İki: Sizin yönetim anlayışınız üzerine önceki günkü sorunu böyle geçiştirerek meşruiyet gölgesi düşürdünüz Sayın Başkan, açık söylüyorum.
Bakın, bu Parlamentonun üçüncü büyük grubunun grup başkanına ve Eş Genel Başkanına kimse kalkıp o cümleleri kullanamaz, kullanıldığı zaman bu Genel Kurulda da olsa, o oturumu yöneten en yüksek makamdaki kişi tarafından düzeltmeye ve özre davet edilir. Bunu bu Parlamentoda benden daha tecrübeli biri olarak siz daha iyi bilirsiniz Sayın Başkan. Ya değilse, bizim sizin temsil ettiğiniz iradeyle ilgili hiçbir sorunumuz yok. Eğer iş kişilik sorgulamasına ve nitelemelere girecekse ben iki saat önceki gün buraya gelen Sayın Bakanla ilgili değerlendirme yaparım.
Bakın, şu karşıda iktidar partisi koltuklarında oturan birçok arkadaşla asla aynı düşünceleri paylaşmam ama iç tutarlılıklarından ve çizgilerine sahip çıkmalarından ötürü saygı duyarım. Ama aynı saygıyı bu açıdan o bakana duymuyorum. Yarın bir gün bir ihtilaf yaşar, yolları ayrı düşerse en fazla saldıracağı parti Adalet ve Kalkınma Partisi olur. Bunu yakın geçmiş yaşam deneyiminden biliyoruz Sayın Bakanın. İş mi ya? Allah aşkına, bir tekrar değerli arkadaşlar, okuyun o cümleleri. Bırakın bakana, bir milletvekiline, bir yurttaşa yakışır mı? Bu kadar rahat kullanılabilinir mi? Bu bakanın ivedi olarak içselleştirmek üzere Şeyh Edebali'nin bir nasihatini okuması lazım. Çünkü toplumsal yönetişim makamlarında oturanların hazmetme kapasitelerinin, tahammülkârlıklarının çok daha yüksek olması lazım, eleştirilere çok daha fazla açık olması lazım.
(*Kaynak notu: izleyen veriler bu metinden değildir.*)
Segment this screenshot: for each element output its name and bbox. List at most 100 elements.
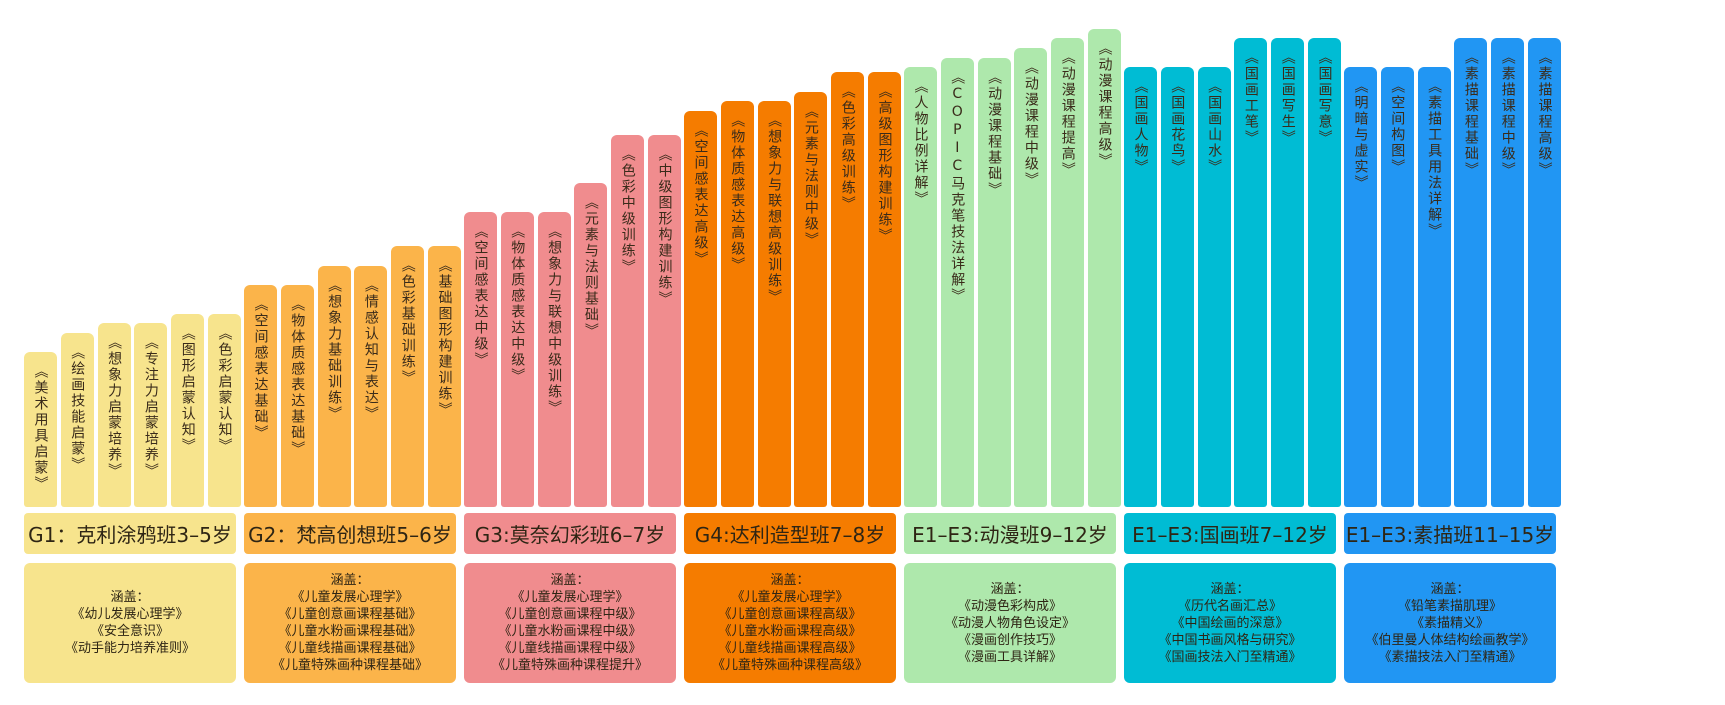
coverage-heading: 涵盖：: [1430, 581, 1470, 597]
course-label: 《动漫课程高级》: [1096, 40, 1113, 169]
course-label: 《COPIC马克笔技法详解》: [949, 69, 966, 304]
group-title: E1–E3:动漫班9–12岁: [904, 513, 1116, 554]
course-bar: 《中级图形构建训练》: [648, 135, 681, 507]
coverage-box: 涵盖： 《动漫色彩构成》 《动漫人物角色设定》 《漫画创作技巧》 《漫画工具详解》: [904, 563, 1116, 683]
course-label: 《国画写意》: [1316, 50, 1333, 147]
course-bar: 《色彩高级训练》: [831, 72, 865, 507]
coverage-item: 《儿童发展心理学》: [291, 590, 409, 605]
course-bar: 《动漫课程基础》: [977, 57, 1011, 507]
course-label: 《元素与法则基础》: [582, 195, 599, 340]
course-label: 《想象力与联想中级训练》: [546, 224, 563, 417]
coverage-item: 《儿童线描画课程基础》: [278, 641, 422, 656]
course-label: 《空间构图》: [1389, 79, 1406, 176]
coverage-item: 《儿童特殊画种课程提升》: [491, 658, 648, 673]
course-bar: 《元素与法则中级》: [794, 91, 828, 507]
course-bar: 《元素与法则基础》: [574, 183, 608, 507]
course-bar: 《素描课程基础》: [1454, 38, 1488, 507]
course-label: 《动漫课程提高》: [1059, 50, 1076, 179]
course-label: 《色彩高级训练》: [839, 84, 856, 213]
coverage-item: 《动漫色彩构成》: [957, 598, 1062, 614]
course-bar: 《国画花鸟》: [1160, 67, 1194, 507]
coverage-item: 《幼儿发展心理学》: [71, 607, 189, 622]
coverage-box: 涵盖： 《铅笔素描肌理》 《素描精义》 《伯里曼人体结构绘画教学》 《素描技法入门至精通…: [1344, 563, 1556, 683]
group-title: G1：克利涂鸦班3–5岁: [24, 513, 236, 554]
group-title: G3:莫奈幻彩班6–7岁: [464, 513, 676, 554]
course-label: 《国画花鸟》: [1169, 79, 1186, 176]
group-title: E1–E3:素描班11–15岁: [1344, 513, 1556, 554]
group-title: G4:达利造型班7–8岁: [684, 513, 896, 554]
coverage-item: 《儿童发展心理学》: [511, 590, 629, 605]
course-bar: 《情感认知与表达》: [354, 265, 388, 507]
course-label: 《素描课程高级》: [1536, 50, 1553, 179]
coverage-heading: 涵盖：: [330, 573, 370, 588]
coverage-item: 《中国绘画的深意》: [1171, 615, 1289, 631]
coverage-item: 《素描技法入门至精通》: [1378, 649, 1522, 665]
coverage-box: 涵盖： 《历代名画汇总》 《中国绘画的深意》 《中国书画风格与研究》 《国画技法入门至精…: [1124, 563, 1336, 683]
coverage-box: 涵盖： 《儿童发展心理学》 《儿童创意画课程中级》 《儿童水粉画课程中级》 《儿童线描画…: [464, 563, 676, 683]
course-bar: 《想象力启蒙培养》: [97, 323, 131, 507]
course-bar: 《图形启蒙认知》: [171, 313, 205, 507]
course-label: 《想象力基础训练》: [326, 277, 343, 422]
coverage-item: 《历代名画汇总》: [1177, 598, 1282, 614]
coverage-item: 《儿童创意画课程高级》: [718, 607, 862, 622]
group-title: G2：梵高创想班5–6岁: [244, 513, 456, 554]
course-bar: 《素描课程高级》: [1528, 38, 1561, 507]
course-bar: 《色彩基础训练》: [391, 246, 425, 507]
course-label: 《空间感表达基础》: [252, 296, 269, 441]
course-label: 《情感认知与表达》: [362, 277, 379, 422]
course-label: 《图形启蒙认知》: [179, 325, 196, 454]
course-bar: 《想象力与联想中级训练》: [537, 212, 571, 507]
coverage-item: 《伯里曼人体结构绘画教学》: [1365, 632, 1535, 648]
course-label: 《国画工笔》: [1242, 50, 1259, 147]
course-bar: 《想象力基础训练》: [317, 265, 351, 507]
course-label: 《物体质感表达中级》: [509, 224, 526, 385]
course-label: 《物体质感表达基础》: [289, 296, 306, 457]
course-label: 《色彩中级训练》: [619, 147, 636, 276]
coverage-item: 《儿童发展心理学》: [731, 590, 849, 605]
coverage-item: 《安全意识》: [90, 624, 169, 639]
course-bar: 《明暗与虚实》: [1344, 67, 1377, 507]
course-label: 《想象力启蒙培养》: [106, 335, 123, 480]
coverage-item: 《动手能力培养准则》: [64, 641, 195, 656]
course-bar: 《动漫课程提高》: [1051, 38, 1085, 507]
course-label: 《想象力与联想高级训练》: [766, 113, 783, 306]
coverage-item: 《儿童水粉画课程高级》: [718, 624, 862, 639]
course-bar: 《想象力与联想高级训练》: [757, 101, 791, 507]
course-label: 《基础图形构建训练》: [436, 258, 453, 419]
course-label: 《空间感表达中级》: [472, 224, 489, 369]
coverage-item: 《儿童水粉画课程中级》: [498, 624, 642, 639]
course-bar: 《COPIC马克笔技法详解》: [940, 57, 974, 507]
coverage-item: 《素描精义》: [1410, 615, 1489, 631]
coverage-box: 涵盖： 《幼儿发展心理学》 《安全意识》 《动手能力培养准则》: [24, 563, 236, 683]
course-bar: 《国画山水》: [1197, 67, 1231, 507]
coverage-item: 《国画技法入门至精通》: [1158, 649, 1302, 665]
course-label: 《国画人物》: [1132, 79, 1149, 176]
coverage-box: 涵盖： 《儿童发展心理学》 《儿童创意画课程基础》 《儿童水粉画课程基础》 《儿童线描画…: [244, 563, 456, 683]
course-label: 《素描工具用法详解》: [1426, 79, 1443, 240]
coverage-item: 《儿童创意画课程基础》: [278, 607, 422, 622]
course-label: 《物体质感表达高级》: [729, 113, 746, 274]
course-bar: 《动漫课程高级》: [1088, 28, 1121, 507]
coverage-item: 《儿童特殊画种课程高级》: [711, 658, 868, 673]
course-label: 《高级图形构建训练》: [876, 84, 893, 245]
coverage-item: 《漫画创作技巧》: [957, 632, 1062, 648]
course-bar: 《国画写生》: [1271, 38, 1305, 507]
course-bar: 《空间感表达高级》: [684, 110, 717, 507]
course-label: 《明暗与虚实》: [1352, 79, 1369, 192]
course-label: 《动漫课程中级》: [1022, 60, 1039, 189]
coverage-heading: 涵盖：: [550, 573, 590, 588]
course-bar: 《人物比例详解》: [904, 67, 937, 507]
course-label: 《美术用具启蒙》: [32, 364, 49, 493]
coverage-heading: 涵盖：: [770, 573, 810, 588]
course-bar: 《专注力启蒙培养》: [134, 323, 168, 507]
course-bar: 《基础图形构建训练》: [428, 246, 461, 507]
coverage-item: 《漫画工具详解》: [957, 649, 1062, 665]
course-bar: 《绘画技能启蒙》: [60, 333, 94, 507]
course-label: 《素描课程中级》: [1499, 50, 1516, 179]
course-label: 《国画写生》: [1279, 50, 1296, 147]
coverage-item: 《儿童特殊画种课程基础》: [271, 658, 428, 673]
course-bar: 《空间感表达基础》: [244, 284, 277, 507]
course-bar: 《物体质感表达高级》: [720, 101, 754, 507]
coverage-item: 《中国书画风格与研究》: [1158, 632, 1302, 648]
Bakın, halk eleştirir. DİSK'teki gelişmeler, benim de kabul etmediğim, katılmadığım noktalar olabilir. Ama siyaset ve toplum yönetimine talip olmuş kişilerin bunlara karşı hazmetme kapasitesinin daha yüksek olması lazım. Aynı üslupla cevap verme bir kabine üyesine yakışmıyor bana göre, ya değilse ben de sorgularım. O günkü bakanla ilgili emin olun hiçbirine yorum katmaksızın iki saat değerlendirme yaparım, ya değilse katil... Ben de söylerim: Git bir geçmiş resimlerine bak. Bakın, bu sözümü geri alarak asla kullanılmamış sayarak söylüyorum, ya değilse söylerim yani ben de: Git, dört beş yıl önceki cümlelerine bak. Eğer o cümleyi, o kelimeyi kullandıktan sonra normal yurdum insanı da Cumhurbaşkanına da, Başbakana da, bakanlara da o cümleleri çok rahat kullanabilir. Çünkü sorumluluk mevkisindedir.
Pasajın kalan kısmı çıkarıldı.